Reporting a Breach per the GDPR

The CCPA requires businesses to protect their data with reasonable security measures. Failure to protect information that results in a breach requires that the organization notify the proper authorities as soon as possible. Organizations are required to contact any Californian residents affected by the breach, and if the incident affects over 500 residents, the state’s Attorney General must also be notified.

The CCPA has strict formatting requirements for the notice report, requiring it to be written in plain language, titled "Notice of Data Breach," with clear and visible headings and titles, and text no smaller than 10-point type. If issuing such a report to each affected party would cost over $250,000, or if the affected individual's number is over 500,000 or the company doesn't have updated contact information for individual customers, the organization must implement all the following steps:

• Post clear and conspicuous information on the breach on the organization's website for a minimum of 30 days (this can include a link to the full notice located on the home page, in large text or visibly bright colors)
• Notify major statewide media and organizations based in California and notify the California Office of Information Security.
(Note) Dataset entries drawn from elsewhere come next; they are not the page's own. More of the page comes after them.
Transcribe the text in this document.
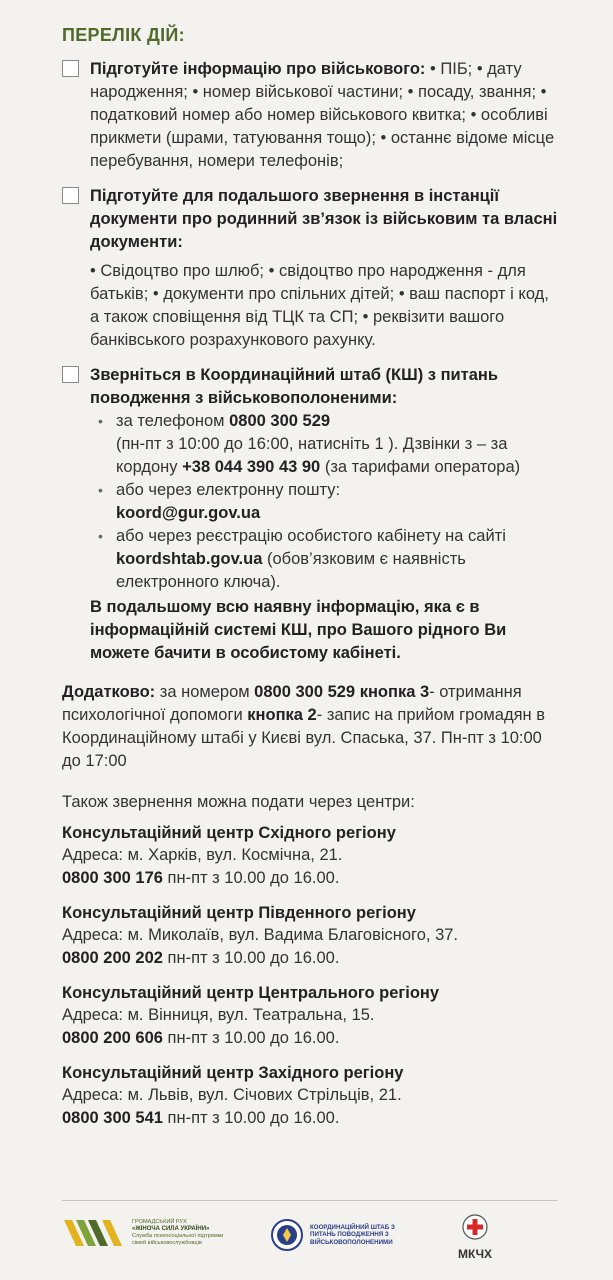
ПЕРЕЛІК ДІЙ:
Підготуйте інформацію про військового: • ПІБ; • дату народження; • номер військової частини; • посаду, звання; • податковий номер або номер військового квитка; • особливі прикмети (шрами, татуювання тощо); • останнє відоме місце перебування, номери телефонів;
Підготуйте для подальшого звернення в інстанції документи про родинний зв’язок із військовим та власні документи:
• Свідоцтво про шлюб; • свідоцтво про народження - для батьків; • документи про спільних дітей; • ваш паспорт і код, а також сповіщення від ТЦК та СП; • реквізити вашого банківського розрахункового рахунку.
Зверніться в Координаційний штаб (КШ) з питань поводження з військовополоненими:
• за телефоном 0800 300 529
(пн-пт з 10:00 до 16:00, натисніть 1 ). Дзвінки з – за кордону +38 044 390 43 90 (за тарифами оператора)
• або через електронну пошту:
koord@gur.gov.ua
• або через реєстрацію особистого кабінету на сайті koordshtab.gov.ua (обов’язковим є наявність електронного ключа).
В подальшому всю наявну інформацію, яка є в інформаційній системі КШ, про Вашого рідного Ви можете бачити в особистому кабінеті.
Додатково: за номером 0800 300 529 кнопка 3- отримання психологічної допомоги кнопка 2- запис на прийом громадян в Координаційному штабі у Києві вул. Спаська, 37. Пн-пт з 10:00 до 17:00
Також звернення можна подати через центри:
Консультаційний центр Східного регіону
Адреса: м. Харків, вул. Космічна, 21.
0800 300 176 пн-пт з 10.00 до 16.00.
Консультаційний центр Південного регіону
Адреса: м. Миколаїв, вул. Вадима Благовісного, 37.
0800 200 202 пн-пт з 10.00 до 16.00.
Консультаційний центр Центрального регіону
Адреса: м. Вінниця, вул. Театральна, 15.
0800 200 606 пн-пт з 10.00 до 16.00.
Консультаційний центр Західного регіону
Адреса: м. Львів, вул. Січових Стрільців, 21.
0800 300 541 пн-пт з 10.00 до 16.00.
ГРОМАДСЬКИЙ РУХ
«ЖІНОЧА СИЛА УКРАЇНИ»
Служба психосоціальної підтримки сімей військовослужбовців
КООРДИНАЦІЙНИЙ ШТАБ З
ПИТАНЬ ПОВОДЖЕННЯ З
ВІЙСЬКОВОПОЛОНЕНИМИ
МКЧХ
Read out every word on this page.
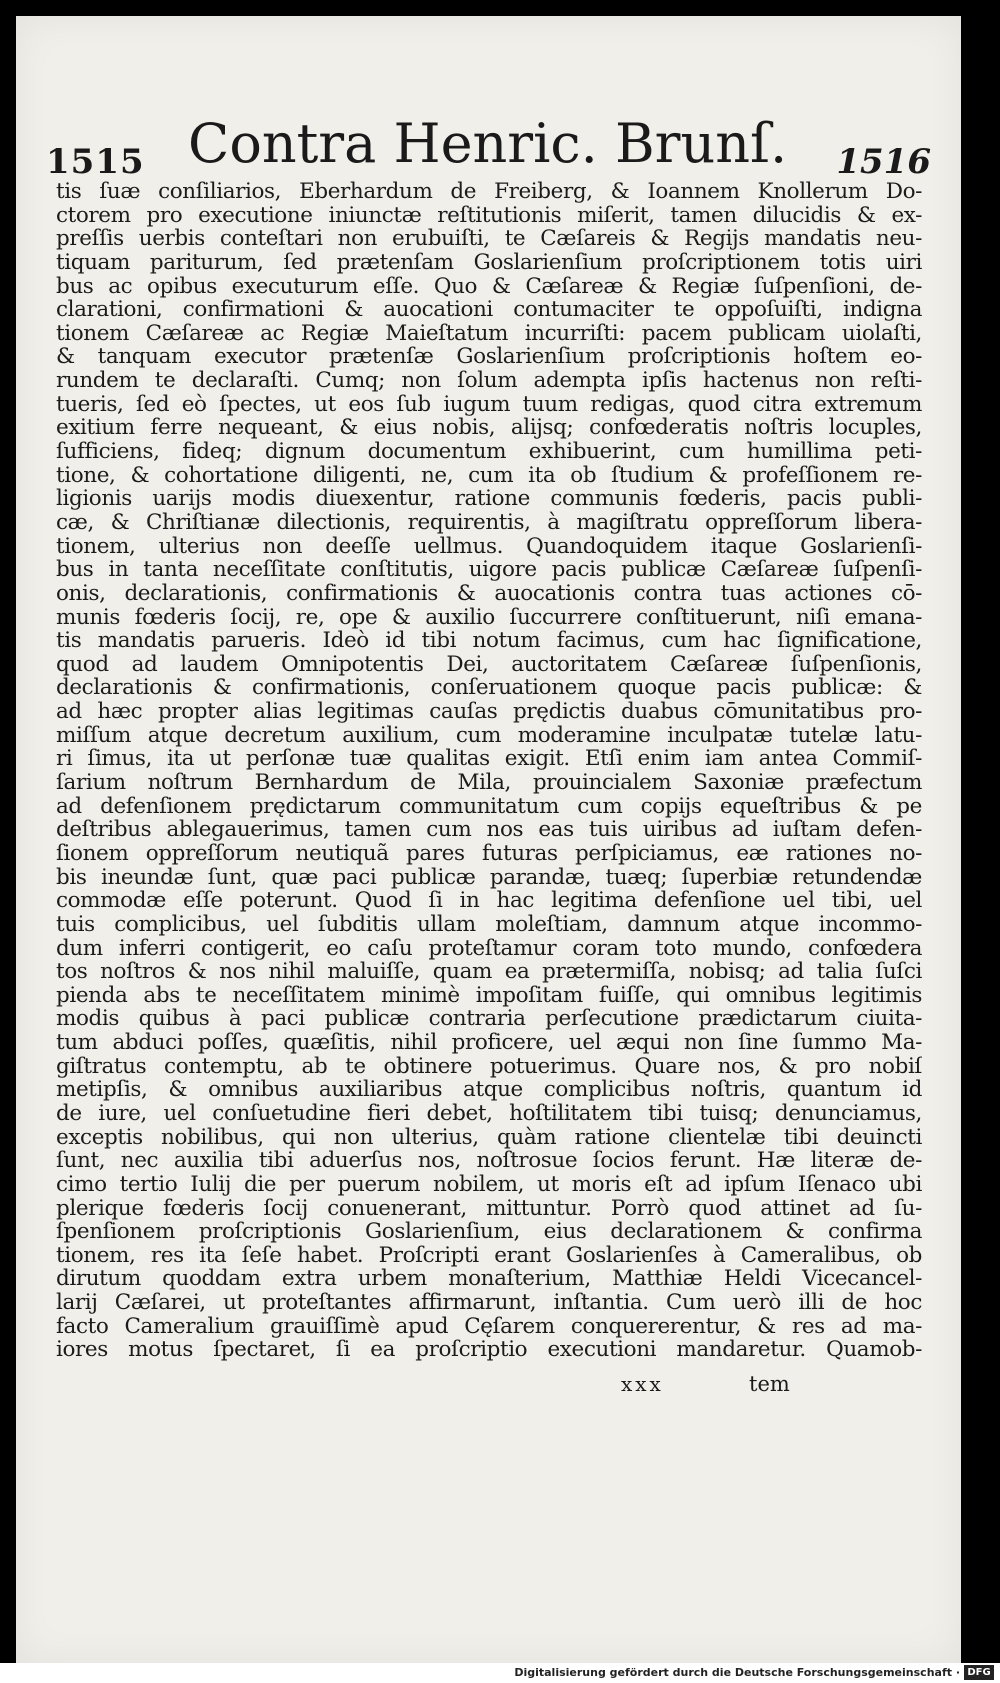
1515 Contra Henric. Brunſ. 1516
tis ſuæ conſiliarios, Eberhardum de Freiberg, & Ioannem Knollerum Do-
ctorem pro executione iniunctæ reſtitutionis miſerit, tamen dilucidis & ex-
preſſis uerbis conteſtari non erubuiſti, te Cæſareis & Regijs mandatis neu-
tiquam pariturum, ſed prætenſam Goslarienſium proſcriptionem totis uiri
bus ac opibus executurum eſſe. Quo & Cæſareæ & Regiæ ſuſpenſioni, de-
clarationi, confirmationi & auocationi contumaciter te oppoſuiſti, indigna
tionem Cæſareæ ac Regiæ Maieſtatum incurriſti: pacem publicam uiolaſti,
& tanquam executor prætenſæ Goslarienſium proſcriptionis hoſtem eo-
rundem te declaraſti. Cumq; non ſolum adempta ipſis hactenus non reſti-
tueris, ſed eò ſpectes, ut eos ſub iugum tuum redigas, quod citra extremum
exitium ferre nequeant, & eius nobis, alijsq; confœderatis noſtris locuples,
ſufficiens, fideq; dignum documentum exhibuerint, cum humillima peti-
tione, & cohortatione diligenti, ne, cum ita ob ſtudium & profeſſionem re-
ligionis uarijs modis diuexentur, ratione communis fœderis, pacis publi-
cæ, & Chriſtianæ dilectionis, requirentis, à magiſtratu oppreſſorum libera-
tionem, ulterius non deeſſe uellmus. Quandoquidem itaque Goslarienſi-
bus in tanta neceſſitate conſtitutis, uigore pacis publicæ Cæſareæ ſuſpenſi-
onis, declarationis, confirmationis & auocationis contra tuas actiones cō-
munis fœderis ſocij, re, ope & auxilio ſuccurrere conſtituerunt, niſi emana-
tis mandatis parueris. Ideò id tibi notum facimus, cum hac ſignificatione,
quod ad laudem Omnipotentis Dei, auctoritatem Cæſareæ ſuſpenſionis,
declarationis & confirmationis, conſeruationem quoque pacis publicæ: &
ad hæc propter alias legitimas cauſas prędictis duabus cōmunitatibus pro-
miſſum atque decretum auxilium, cum moderamine inculpatæ tutelæ latu-
ri ſimus, ita ut perſonæ tuæ qualitas exigit. Etſi enim iam antea Commiſ-
ſarium noſtrum Bernhardum de Mila, prouincialem Saxoniæ præfectum
ad defenſionem prędictarum communitatum cum copijs equeſtribus & pe
deſtribus ablegauerimus, tamen cum nos eas tuis uiribus ad iuſtam defen-
ſionem oppreſſorum neutiquã pares futuras perſpiciamus, eæ rationes no-
bis ineundæ ſunt, quæ paci publicæ parandæ, tuæq; ſuperbiæ retundendæ
commodæ eſſe poterunt. Quod ſi in hac legitima defenſione uel tibi, uel
tuis complicibus, uel ſubditis ullam moleſtiam, damnum atque incommo-
dum inferri contigerit, eo caſu proteſtamur coram toto mundo, confœdera
tos noſtros & nos nihil maluiſſe, quam ea prætermiſſa, nobisq; ad talia ſuſci
pienda abs te neceſſitatem minimè impoſitam fuiſſe, qui omnibus legitimis
modis quibus à paci publicæ contraria perſecutione prædictarum ciuita-
tum abduci poſſes, quæſitis, nihil proficere, uel æqui non ſine ſummo Ma-
giſtratus contemptu, ab te obtinere potuerimus. Quare nos, & pro nobiſ
metipſis, & omnibus auxiliaribus atque complicibus noſtris, quantum id
de iure, uel conſuetudine fieri debet, hoſtilitatem tibi tuisq; denunciamus,
exceptis nobilibus, qui non ulterius, quàm ratione clientelæ tibi deuincti
ſunt, nec auxilia tibi aduerſus nos, noſtrosue ſocios ferunt. Hæ literæ de-
cimo tertio Iulij die per puerum nobilem, ut moris eſt ad ipſum Iſenaco ubi
plerique fœderis ſocij conuenerant, mittuntur. Porrò quod attinet ad ſu-
ſpenſionem proſcriptionis Goslarienſium, eius declarationem & confirma
tionem, res ita ſeſe habet. Proſcripti erant Goslarienſes à Cameralibus, ob
dirutum quoddam extra urbem monaſterium, Matthiæ Heldi Vicecancel-
larij Cæſarei, ut proteſtantes affirmarunt, inſtantia. Cum uerò illi de hoc
facto Cameralium grauiſſimè apud Cęſarem conquererentur, & res ad ma-
iores motus ſpectaret, ſi ea proſcriptio executioni mandaretur. Quamob-
xxx	tem
Digitalisierung gefördert durch die Deutsche Forschungsgemeinschaft · DFG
The CCPA Data Breach Report - What Needs to Be Reported?

The report must include the following essential information:

• The organization's name and contact information
• A summary of the incident
• Details of the categories of personal information involved in the breach
• The timing of the breach (date, date range, or an estimated date for when the breach occurred)
• Phone numbers and addresses of credit reporting agencies if the breach included social security numbers, driver's license information, or California identification card numbers). In these cases, organizations must also offer pro-bono identity theft prevention services for at least 12 months and provide affected parties with additional information on how to utilize these services.
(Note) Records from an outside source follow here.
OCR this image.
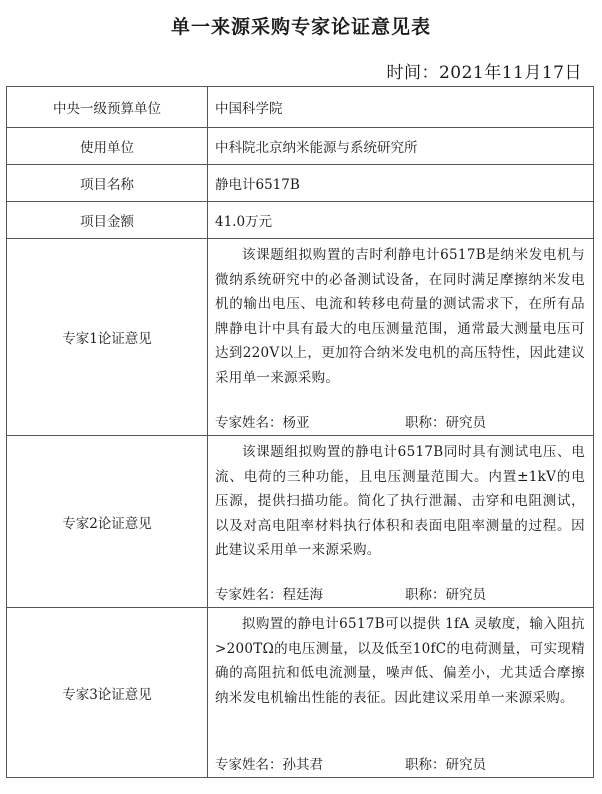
单一来源采购专家论证意见表
时间：2021年11月17日
中央一级预算单位	中国科学院
使用单位	中科院北京纳米能源与系统研究所
项目名称	静电计6517B
项目金额	41.0万元
专家1论证意见	该课题组拟购置的吉时利静电计6517B是纳米发电机与微纳系统研究中的必备测试设备，在同时满足摩擦纳米发电机的输出电压、电流和转移电荷量的测试需求下，在所有品牌静电计中具有最大的电压测量范围，通常最大测量电压可达到220V以上，更加符合纳米发电机的高压特性，因此建议采用单一来源采购。
专家姓名：杨亚 职称：研究员

专家2论证意见	该课题组拟购置的静电计6517B同时具有测试电压、电流、电荷的三种功能，且电压测量范围大。内置±1kV的电压源，提供扫描功能。简化了执行泄漏、击穿和电阻测试，以及对高电阻率材料执行体积和表面电阻率测量的过程。因此建议采用单一来源采购。
专家姓名：程廷海 职称：研究员

专家3论证意见	拟购置的静电计6517B可以提供 1fA 灵敏度，输入阻抗 >200TΩ的电压测量，以及低至10fC的电荷测量，可实现精确的高阻抗和低电流测量，噪声低、偏差小，尤其适合摩擦纳米发电机输出性能的表征。因此建议采用单一来源采购。
专家姓名：孙其君 职称：研究员
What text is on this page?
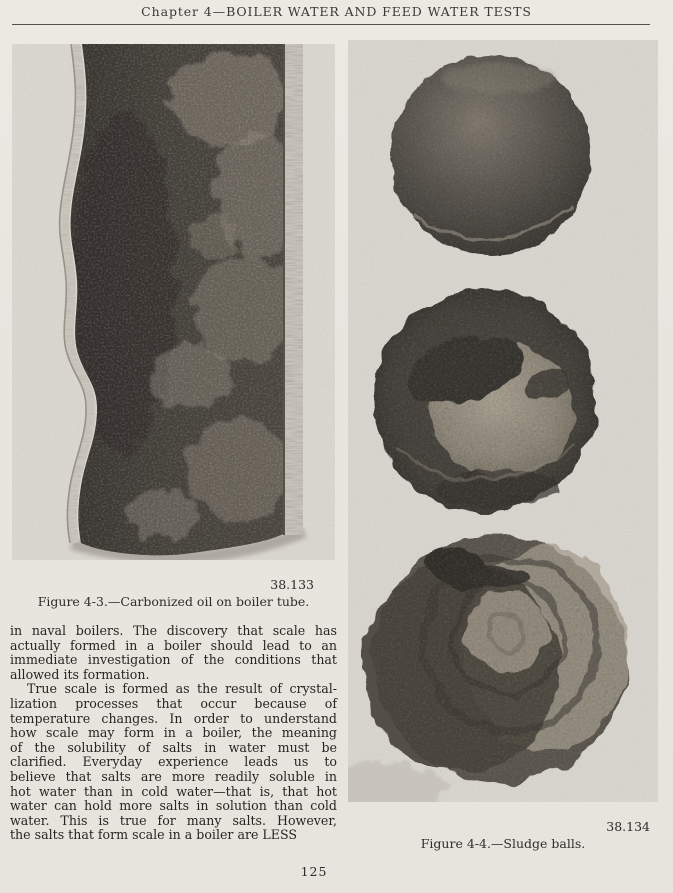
Chapter 4—BOILER WATER AND FEED WATER TESTS
38.133
Figure 4-3.—Carbonized oil on boiler tube.
in naval boilers. The discovery that scale has
actually formed in a boiler should lead to an
immediate investigation of the conditions that
allowed its formation.
True scale is formed as the result of crystal-
lization processes that occur because of
temperature changes. In order to understand
how scale may form in a boiler, the meaning
of the solubility of salts in water must be
clarified. Everyday experience leads us to
believe that salts are more readily soluble in
hot water than in cold water—that is, that hot
water can hold more salts in solution than cold
water. This is true for many salts. However,
the salts that form scale in a boiler are LESS
38.134
Figure 4-4.—Sludge balls.
125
Optional information to include:

• The measures the organization has taken to protect customers affected by the breach

• Advice to affected individuals on what measures to take to protect themselves

Reporting a Breach in US States Not Covered by the CCPA

While the first response to any breach is always to secure the network and address any newly discovered vulnerabilities, most states have legal guidelines that organizations need to follow after a breach. Like the CCPA and the GDPR, notifying the relevant authorities is a legal requirement in all US states, the District of Columbia, Puerto Rico, and the Virgin Islands.

Notification may involve releasing notice publicizing the breach, contacting the State’s Attorney General, and contacting law enforcement (local police, the FBI, or the US Secret Service). In some cases, all three must be contacted. Click here for more information on what to report and to whom in each of the US states. Other regulations don’t vary by location but by industry.

For example, if the breach involves electronic personal health records, you must check if your breach falls under the Health Breach Notification Rule. If this rule applies, you will need to notify the FTC and, in some cases, the media. You will also need to investigate whether you are covered by the HIPAA Breach Notification Rule. If so, you will need to fill in the notification form to notify the Secretary of the US Department of Health and Human Services (HHS) and in some cases, the media as well.

Responding to a Data Breach

While the GDPR and CCPA are far from the only regulatory bodies that require a data breach report, their comprehensive requirements offer a great starting point. Although experiencing a data breach can feel like a significant setback, responding correctly and quickly can help mitigate the damage it causes. Additionally, implementing protective measures to guard your most vulnerable data before the breach occurs may not prevent a breach, but it can surely mitigate the damage breaches cause by preventing or reducing access to PII data and shielding your customers from identity theft.